Mineral form of calcium oxalate dihydrate

Weddellite (CaC_{2}O_{4}·2H_{2}O) is a mineral form of hydrated calcium oxalate named for occurrences of millimeter-sized crystals found in bottom sediments of the Weddell Sea, off Antarctica. Occasionally, weddellite partially dehydrates to the monohydrate whewellite, forming excellent pseudomorphs of grainy whewellite after weddellite's short tetragonal dipyramids. It was first described in 1936 but only named in 1942.

== Structural properties ==
Weddellite, or calcium oxalate dihydrate, crystallises in a tetragonal system: the classic crystal shape is the eight-face bipyramid. Using bright field microscopy, the weddellite crystals are recognised easily by their shape, reminiscent of a postal envelope. More complex shapes of weddellite are possible; the dumbbell shape is not rare and has no precise angles or sides.
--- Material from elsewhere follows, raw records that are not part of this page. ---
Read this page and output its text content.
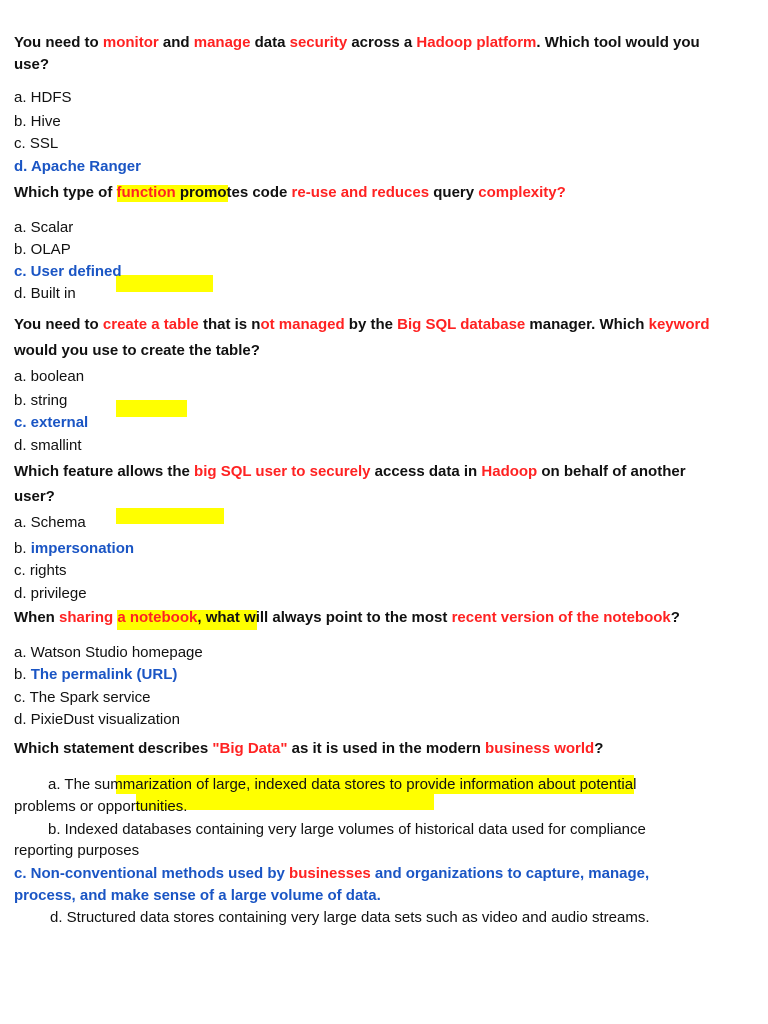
You need to monitor and manage data security across a Hadoop platform. Which tool would you
use?
a. HDFS
b. Hive
c. SSL
d. Apache Ranger
Which type of function promotes code re-use and reduces query complexity?
a. Scalar
b. OLAP
c. User defined
d. Built in
You need to create a table that is not managed by the Big SQL database manager. Which keyword
would you use to create the table?
a. boolean
b. string
c. external
d. smallint
Which feature allows the big SQL user to securely access data in Hadoop on behalf of another
user?
a. Schema
b. impersonation
c. rights
d. privilege
When sharing a notebook, what will always point to the most recent version of the notebook?
a. Watson Studio homepage
b. The permalink (URL)
c. The Spark service
d. PixieDust visualization
Which statement describes "Big Data" as it is used in the modern business world?
a. The summarization of large, indexed data stores to provide information about potential
problems or opportunities.
b. Indexed databases containing very large volumes of historical data used for compliance
reporting purposes
c. Non-conventional methods used by businesses and organizations to capture, manage,
process, and make sense of a large volume of data.
d. Structured data stores containing very large data sets such as video and audio streams.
This form is, in reality, a microcrystalline agglomerate that takes the shape of a biconcave disc. Weddellite crystals are poorly birefringent and do not show any interference pattern under polarised light.

== Biological role ==
Whewellite (CaC2O4*1H2O) and weddellite (CaC2O4*2H2O) are the most common mineral components of renal calculi (kidney stones).

== Occurrence ==
Weddellite occurs as authigenic crystals in sea floor mud. It also has been reported in peat bearing sediments and in calcite-bearing lacustrine sediments. It occurs with whewellite, urea, phosphammite and aphthitalite.

If oxalic acid is used to clean any mineral sample that contains calcium, weddellite and whewellite may be produced on the sample.